The High Hedges (Scotland) Bill intends to provide a solution to the problems caused by high hedges interfering with the reasonable enjoyment of domestic property.

The Bill introduces a definition of a “high hedge”. This is a hedge (formed wholly or mainly by a row of two or more trees or shrubs) more than two metres high above ground level and forming a barrier to light.

The Bill introduces the right of an owner or occupier of a domestic property to submit an application to the planning authority for a “High Hedge Notice”. The right only arises where the applicant considers that the height of the hedge adversely affects his or her enjoyment of their property. It is important to note that before making such an application the applicant must have taken all reasonable steps to resolve the matter of the high hedge, and if they have not the planning authority can refuse to consider the application. High hedge

On receipt of an application, the planning authority must carry out neighbour notification and parties have a right to submit an objection within a period of 28 days. At the end of the period for representations the authority must decide whether or not the hedge adversely affects the reasonable enjoyment of the applicant’s property, and if so, whether they should require any action to be taken to remedy these effects. The local authority, before issuing a notice, must consider the circumstances of the case including the representations made by landowner in response to the application, whether the hedge is protected by a tree preservation order (under s160 of the Town and Country Planning (Scotland) Act 1997 as amended), the amenity of the area and any cultural or historical significance. There is a right of appeal against a planning authority’s decision both to decide that no action should be taken, but also where they decide that action should be taken by way of issuing a High Hedge Notice (effectively an enforcement notice).

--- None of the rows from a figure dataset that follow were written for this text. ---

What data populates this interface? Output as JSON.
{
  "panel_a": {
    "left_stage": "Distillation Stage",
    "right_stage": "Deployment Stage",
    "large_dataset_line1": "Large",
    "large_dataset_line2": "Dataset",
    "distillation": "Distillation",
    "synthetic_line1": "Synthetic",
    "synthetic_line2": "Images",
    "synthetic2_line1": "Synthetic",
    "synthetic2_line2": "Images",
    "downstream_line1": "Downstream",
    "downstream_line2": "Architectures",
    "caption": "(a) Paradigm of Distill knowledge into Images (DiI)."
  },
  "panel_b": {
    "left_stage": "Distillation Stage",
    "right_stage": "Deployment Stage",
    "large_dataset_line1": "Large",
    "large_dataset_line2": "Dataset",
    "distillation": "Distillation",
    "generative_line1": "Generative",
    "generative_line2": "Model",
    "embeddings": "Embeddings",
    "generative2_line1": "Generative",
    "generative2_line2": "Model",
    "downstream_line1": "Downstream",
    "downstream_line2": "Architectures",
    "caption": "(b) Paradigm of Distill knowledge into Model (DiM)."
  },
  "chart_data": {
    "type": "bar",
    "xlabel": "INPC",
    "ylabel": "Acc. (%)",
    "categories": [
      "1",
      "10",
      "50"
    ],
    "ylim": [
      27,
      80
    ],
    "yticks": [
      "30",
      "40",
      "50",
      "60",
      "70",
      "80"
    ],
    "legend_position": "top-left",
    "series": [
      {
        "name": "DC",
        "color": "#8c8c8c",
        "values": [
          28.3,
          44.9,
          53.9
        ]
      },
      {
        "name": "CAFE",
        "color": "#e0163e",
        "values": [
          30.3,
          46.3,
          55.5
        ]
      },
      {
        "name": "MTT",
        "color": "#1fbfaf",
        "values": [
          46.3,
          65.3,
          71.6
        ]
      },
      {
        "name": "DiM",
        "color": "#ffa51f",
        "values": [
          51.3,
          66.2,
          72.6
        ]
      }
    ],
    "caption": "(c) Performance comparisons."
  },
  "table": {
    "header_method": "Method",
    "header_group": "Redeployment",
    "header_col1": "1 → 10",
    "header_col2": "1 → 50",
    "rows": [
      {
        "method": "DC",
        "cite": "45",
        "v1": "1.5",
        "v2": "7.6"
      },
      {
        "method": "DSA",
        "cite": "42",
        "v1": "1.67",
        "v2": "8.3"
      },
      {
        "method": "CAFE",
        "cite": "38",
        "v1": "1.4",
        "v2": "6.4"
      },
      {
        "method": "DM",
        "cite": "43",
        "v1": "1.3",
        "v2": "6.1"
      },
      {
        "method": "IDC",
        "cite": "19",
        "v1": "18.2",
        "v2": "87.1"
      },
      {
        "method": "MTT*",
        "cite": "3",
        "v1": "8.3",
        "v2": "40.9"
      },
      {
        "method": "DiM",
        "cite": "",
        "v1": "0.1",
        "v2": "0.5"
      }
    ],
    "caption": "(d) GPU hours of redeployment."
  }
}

National Park Authorities must be consulted with before any decision is made regarding an application for an enforcement notice made within the National Park area.

The Committee reporting to Parliament on the Bill recommends that the Scottish Government take the opportunity of the on-going review of Scottish Planning Policy to examine the issues raised such as residential development in proximity to woodlands.

The High Hedges (Scotland) Bill has still to receive Royal Assent but is expected to come into force in 2014.